Merci à Vicent Devos.

 

 

Buffalo Tom

Smitten

" Smitten " constitue le sixième album du trio de Somerville, près de Boston, dans le Massachusetts très exactement. Un disque qui laisse bien sûr encore une bonne place à l’électricité. En particulier sur " Register side " et " Walking wounded ". Mais qui se veut plus éclectique. D’abord, la six cordes acoustique ou semi-acoustique y est plus présente. Un phénomène qui s’explique assez facilement, lorsqu’on sait que Bill Janovitz avait sorti début 96 un album solo minimaliste. Ensuite, Phil Aiken, le nouveau claviériste, intervient assez régulièrement au clavier ou au piano. On a même droit sur " Scottish widows " à la participation d’une section à cordes. Mais le plus intéressant procède de la plus grande participation de Chris Colburn aux vocaux. Son timbre particulièrement chaud, coincé quelque part entre celui de Paul Weller et de Rod Stewart, neutralise les inflexions abrasives, sableuses de Bill. Et si Buffalo Tom n’a rien perdu de sa profondeur émotionnelle et de sa fraîcheur mélancolique, force est de reconnaître qu’il lorgne de plus en plus dans le jardin de Crowded House ou de Lemonheads. Enfin, sur l’étonnant " White paint morning ", il participe à un exercice de style syncopé, digne du Jam. Etonnant ! Maintenant, sans paraître oiseau de mauvais augure, la prise de conscience de Chris, comme chanteur, n’est pas du tout salutaire au futur du groupe…

 

Buffalo Tom

Sleepy eyed

Pour enregistrer son nouvel elpee, le trio de Boston a fait appel à John Agnello à la mise en forme.
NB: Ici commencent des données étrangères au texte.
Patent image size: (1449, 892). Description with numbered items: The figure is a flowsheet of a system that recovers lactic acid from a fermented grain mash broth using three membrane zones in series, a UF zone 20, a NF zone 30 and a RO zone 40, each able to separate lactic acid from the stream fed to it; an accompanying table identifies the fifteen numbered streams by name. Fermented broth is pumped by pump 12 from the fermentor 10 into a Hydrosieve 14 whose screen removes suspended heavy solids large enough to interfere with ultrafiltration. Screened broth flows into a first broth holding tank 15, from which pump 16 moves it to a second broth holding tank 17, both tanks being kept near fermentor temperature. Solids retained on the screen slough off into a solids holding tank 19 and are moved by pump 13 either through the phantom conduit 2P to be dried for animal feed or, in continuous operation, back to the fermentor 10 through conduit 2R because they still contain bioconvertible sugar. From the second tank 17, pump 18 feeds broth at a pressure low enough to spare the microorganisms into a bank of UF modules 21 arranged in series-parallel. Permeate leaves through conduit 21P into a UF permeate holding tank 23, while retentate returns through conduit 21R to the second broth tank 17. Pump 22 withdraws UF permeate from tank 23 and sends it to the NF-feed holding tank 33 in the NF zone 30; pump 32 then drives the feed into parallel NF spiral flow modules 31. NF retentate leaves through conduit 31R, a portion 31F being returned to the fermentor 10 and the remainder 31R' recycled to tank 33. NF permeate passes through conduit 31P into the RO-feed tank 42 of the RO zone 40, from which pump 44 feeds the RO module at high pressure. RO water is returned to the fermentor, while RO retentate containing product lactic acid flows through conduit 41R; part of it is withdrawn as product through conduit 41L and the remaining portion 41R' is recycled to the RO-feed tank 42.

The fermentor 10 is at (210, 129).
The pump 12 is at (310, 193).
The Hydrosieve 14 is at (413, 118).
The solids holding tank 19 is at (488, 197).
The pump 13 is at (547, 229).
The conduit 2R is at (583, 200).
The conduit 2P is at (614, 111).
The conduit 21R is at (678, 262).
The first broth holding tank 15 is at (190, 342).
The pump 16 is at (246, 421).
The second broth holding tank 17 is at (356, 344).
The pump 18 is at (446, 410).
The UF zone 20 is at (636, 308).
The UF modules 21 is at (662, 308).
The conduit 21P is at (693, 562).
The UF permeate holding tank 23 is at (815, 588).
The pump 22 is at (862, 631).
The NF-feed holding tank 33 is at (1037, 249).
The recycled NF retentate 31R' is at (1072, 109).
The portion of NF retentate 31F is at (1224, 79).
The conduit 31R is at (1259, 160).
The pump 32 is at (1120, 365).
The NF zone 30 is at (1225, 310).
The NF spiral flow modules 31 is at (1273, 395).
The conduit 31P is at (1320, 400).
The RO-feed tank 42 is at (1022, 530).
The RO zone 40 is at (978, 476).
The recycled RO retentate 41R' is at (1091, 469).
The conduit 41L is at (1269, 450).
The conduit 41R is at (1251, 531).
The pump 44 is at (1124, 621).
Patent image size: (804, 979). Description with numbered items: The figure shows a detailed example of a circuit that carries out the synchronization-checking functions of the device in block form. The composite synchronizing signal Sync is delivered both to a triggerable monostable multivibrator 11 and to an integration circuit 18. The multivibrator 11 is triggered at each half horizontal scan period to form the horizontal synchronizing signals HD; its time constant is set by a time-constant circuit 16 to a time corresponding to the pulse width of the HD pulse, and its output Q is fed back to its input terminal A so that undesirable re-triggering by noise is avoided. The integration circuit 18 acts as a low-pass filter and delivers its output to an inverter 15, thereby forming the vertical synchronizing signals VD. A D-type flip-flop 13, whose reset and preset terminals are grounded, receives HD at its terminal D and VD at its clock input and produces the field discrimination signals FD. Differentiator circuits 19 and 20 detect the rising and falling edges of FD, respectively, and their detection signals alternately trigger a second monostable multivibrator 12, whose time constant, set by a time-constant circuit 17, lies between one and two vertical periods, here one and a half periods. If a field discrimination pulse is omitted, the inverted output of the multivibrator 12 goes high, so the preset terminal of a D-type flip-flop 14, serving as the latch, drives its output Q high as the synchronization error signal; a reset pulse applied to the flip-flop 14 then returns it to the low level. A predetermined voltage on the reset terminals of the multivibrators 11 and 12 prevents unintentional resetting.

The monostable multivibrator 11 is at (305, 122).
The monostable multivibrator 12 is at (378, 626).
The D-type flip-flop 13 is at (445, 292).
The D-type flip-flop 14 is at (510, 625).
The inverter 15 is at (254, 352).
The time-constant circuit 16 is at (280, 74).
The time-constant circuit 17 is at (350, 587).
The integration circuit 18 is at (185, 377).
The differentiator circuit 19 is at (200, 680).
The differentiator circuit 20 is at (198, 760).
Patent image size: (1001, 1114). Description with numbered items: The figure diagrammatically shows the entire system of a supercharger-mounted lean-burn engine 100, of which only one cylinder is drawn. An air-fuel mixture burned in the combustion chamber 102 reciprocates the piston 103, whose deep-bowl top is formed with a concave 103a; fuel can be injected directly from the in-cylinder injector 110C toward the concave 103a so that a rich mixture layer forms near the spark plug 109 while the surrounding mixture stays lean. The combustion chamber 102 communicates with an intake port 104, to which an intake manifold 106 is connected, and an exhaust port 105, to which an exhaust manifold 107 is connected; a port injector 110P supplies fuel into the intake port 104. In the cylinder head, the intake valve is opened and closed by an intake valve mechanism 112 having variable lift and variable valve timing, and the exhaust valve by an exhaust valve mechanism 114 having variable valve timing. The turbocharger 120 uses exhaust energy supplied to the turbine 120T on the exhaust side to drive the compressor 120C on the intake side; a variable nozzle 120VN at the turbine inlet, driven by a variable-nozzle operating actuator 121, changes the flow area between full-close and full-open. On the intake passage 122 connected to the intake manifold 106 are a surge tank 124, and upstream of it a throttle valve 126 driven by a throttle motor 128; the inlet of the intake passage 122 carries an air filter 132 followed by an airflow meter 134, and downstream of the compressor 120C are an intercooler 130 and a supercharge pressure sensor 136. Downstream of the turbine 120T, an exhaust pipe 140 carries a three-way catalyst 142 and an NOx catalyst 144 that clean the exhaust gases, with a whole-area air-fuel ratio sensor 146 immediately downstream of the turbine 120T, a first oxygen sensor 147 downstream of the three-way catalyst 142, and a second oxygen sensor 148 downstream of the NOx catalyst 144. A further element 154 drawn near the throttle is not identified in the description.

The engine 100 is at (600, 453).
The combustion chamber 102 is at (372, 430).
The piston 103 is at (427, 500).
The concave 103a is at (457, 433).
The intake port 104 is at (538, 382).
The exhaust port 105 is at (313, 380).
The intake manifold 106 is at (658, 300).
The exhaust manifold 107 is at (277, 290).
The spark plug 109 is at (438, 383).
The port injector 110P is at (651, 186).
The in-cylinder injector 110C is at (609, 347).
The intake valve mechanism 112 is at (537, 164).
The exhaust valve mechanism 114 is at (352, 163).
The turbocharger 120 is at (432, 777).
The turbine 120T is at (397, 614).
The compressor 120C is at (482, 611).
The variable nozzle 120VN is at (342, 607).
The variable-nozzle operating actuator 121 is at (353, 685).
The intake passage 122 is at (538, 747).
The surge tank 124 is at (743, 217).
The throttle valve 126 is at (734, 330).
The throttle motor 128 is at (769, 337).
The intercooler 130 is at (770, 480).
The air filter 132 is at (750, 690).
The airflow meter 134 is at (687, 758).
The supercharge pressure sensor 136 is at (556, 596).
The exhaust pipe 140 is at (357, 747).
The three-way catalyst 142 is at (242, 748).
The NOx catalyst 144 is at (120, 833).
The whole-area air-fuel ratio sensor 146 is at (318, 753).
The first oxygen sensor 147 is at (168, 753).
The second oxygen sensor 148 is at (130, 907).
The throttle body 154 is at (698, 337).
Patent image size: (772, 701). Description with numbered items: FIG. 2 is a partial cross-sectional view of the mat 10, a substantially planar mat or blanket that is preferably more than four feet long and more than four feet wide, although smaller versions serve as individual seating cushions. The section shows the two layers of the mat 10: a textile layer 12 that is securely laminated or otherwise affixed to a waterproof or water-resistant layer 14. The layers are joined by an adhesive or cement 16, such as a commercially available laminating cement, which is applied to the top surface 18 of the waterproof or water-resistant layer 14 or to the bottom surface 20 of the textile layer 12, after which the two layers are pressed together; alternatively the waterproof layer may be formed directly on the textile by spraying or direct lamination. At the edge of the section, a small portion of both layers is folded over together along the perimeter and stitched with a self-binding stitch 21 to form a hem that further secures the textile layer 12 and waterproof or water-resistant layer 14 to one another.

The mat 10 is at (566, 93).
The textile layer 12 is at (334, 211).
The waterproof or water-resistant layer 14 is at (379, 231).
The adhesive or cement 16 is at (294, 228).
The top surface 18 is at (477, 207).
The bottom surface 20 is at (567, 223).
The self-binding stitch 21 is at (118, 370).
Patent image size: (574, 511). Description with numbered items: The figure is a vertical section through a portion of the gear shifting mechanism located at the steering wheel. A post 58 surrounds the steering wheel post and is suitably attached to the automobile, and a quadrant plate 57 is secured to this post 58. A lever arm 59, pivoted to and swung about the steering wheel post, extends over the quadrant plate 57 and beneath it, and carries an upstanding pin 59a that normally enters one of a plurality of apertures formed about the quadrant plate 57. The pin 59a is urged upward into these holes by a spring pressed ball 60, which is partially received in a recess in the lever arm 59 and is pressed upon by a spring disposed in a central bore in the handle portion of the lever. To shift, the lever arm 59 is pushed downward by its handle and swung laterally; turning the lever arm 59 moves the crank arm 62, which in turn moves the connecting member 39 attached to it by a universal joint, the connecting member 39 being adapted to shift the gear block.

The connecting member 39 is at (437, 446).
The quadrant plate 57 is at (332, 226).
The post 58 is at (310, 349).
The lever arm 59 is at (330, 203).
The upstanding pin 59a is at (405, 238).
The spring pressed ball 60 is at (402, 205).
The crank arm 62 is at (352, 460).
Un maître ciseleur qui s'était surtout illustré dans le passé en produisant les premiers albums de Dinausor Jr et le dernier de Cell. Un choix qui inévitablement replonge Buffalo Tom dans son popcore juvénile. Avec des mélodies protéinées de riffs de guitares crépitants, déchiquetés, énergiques, ses drums coléreux et le vocal sableux, écorché de Bill. Un album classique pour le combo yankee. Quatorze titres parmi lesquels le single "Summer", le beatlenesque "When you discover", un "Souvenir" très Costello et le superbe "Kichten Door", infecté d'accès d'harmonica sulfureux, méritent la palme. Le popcore dans toute sa splendeur!